If Helen Rose of Cape Girardeau gets any mail that promises her a million dollars, she just throws it in the trash.
"I never get all excited and think I've really won," she said. "There's no free lunch."
Most people do get such mailings with lavish promises of easy money and extravagant prizes.
Rose said she has read such sweepstakes mailings closely and they are never what they seem. Most of them are misleading and all of them require you to do more than just pick up your money, she said.
"They say that you have to do this and do that and buy this and buy that," Rose said. "Everyone knows that you don't really win anything."
"It's just junk," said Donald Kirn of Cape Girardeau, who also pitches these mailings into the nearest wastebasket. "I get mail that says I've won money or I'm a final participant in some contest. They're just trying to get you to buy something."
Most people don't get excited by this kind of thing anymore and several people said these things end up in their trash.
But these mailings do irritate some. The state's attorney general, Jay Nixon, receives thousands of complaints each year and he thinks people should be leery.
"These are fast moving, fly-by-night organizations working out of a post office box somewhere," said Jay Nixon, state attorney general.
While Nixon doesn't want to paint broad, general strokes and color all sweepstakes as fraudulent, he said some are definitely shady and try to trick people.
"When you read the pieces, they are made very carefully," Nixon said. "Most of them are written by lawyers.

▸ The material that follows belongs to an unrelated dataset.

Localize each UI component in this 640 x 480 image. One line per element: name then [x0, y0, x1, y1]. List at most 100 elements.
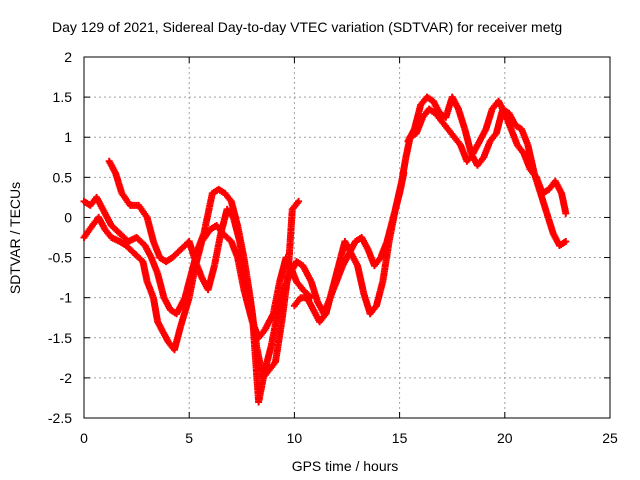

In small words it'll say what you have to do but in huge letters it'll say you've won some sort of prize."
Nixon said the difficulty is in the wording. The letters can seem legitimate to some and some are technically legal.
"These are crafty people, they're practicing the balancing act of being persuasive and being legal," Nixon said, adding that not all maintain legality.
Nixon said he hopes to help put a stop to these kinds of misleading mailings. He said his office has filed litigation against some of the individuals behind the sweepstakes.
"What we have to prove is they're (the mailings) a legal misrepresentation," he said. "We want to make sure these people know if they come into Missouri and pull this, they will face criminal charges."
Ventura Associates Inc., a New York company that administers several national sweepstakes, declined to be interviewed by phone.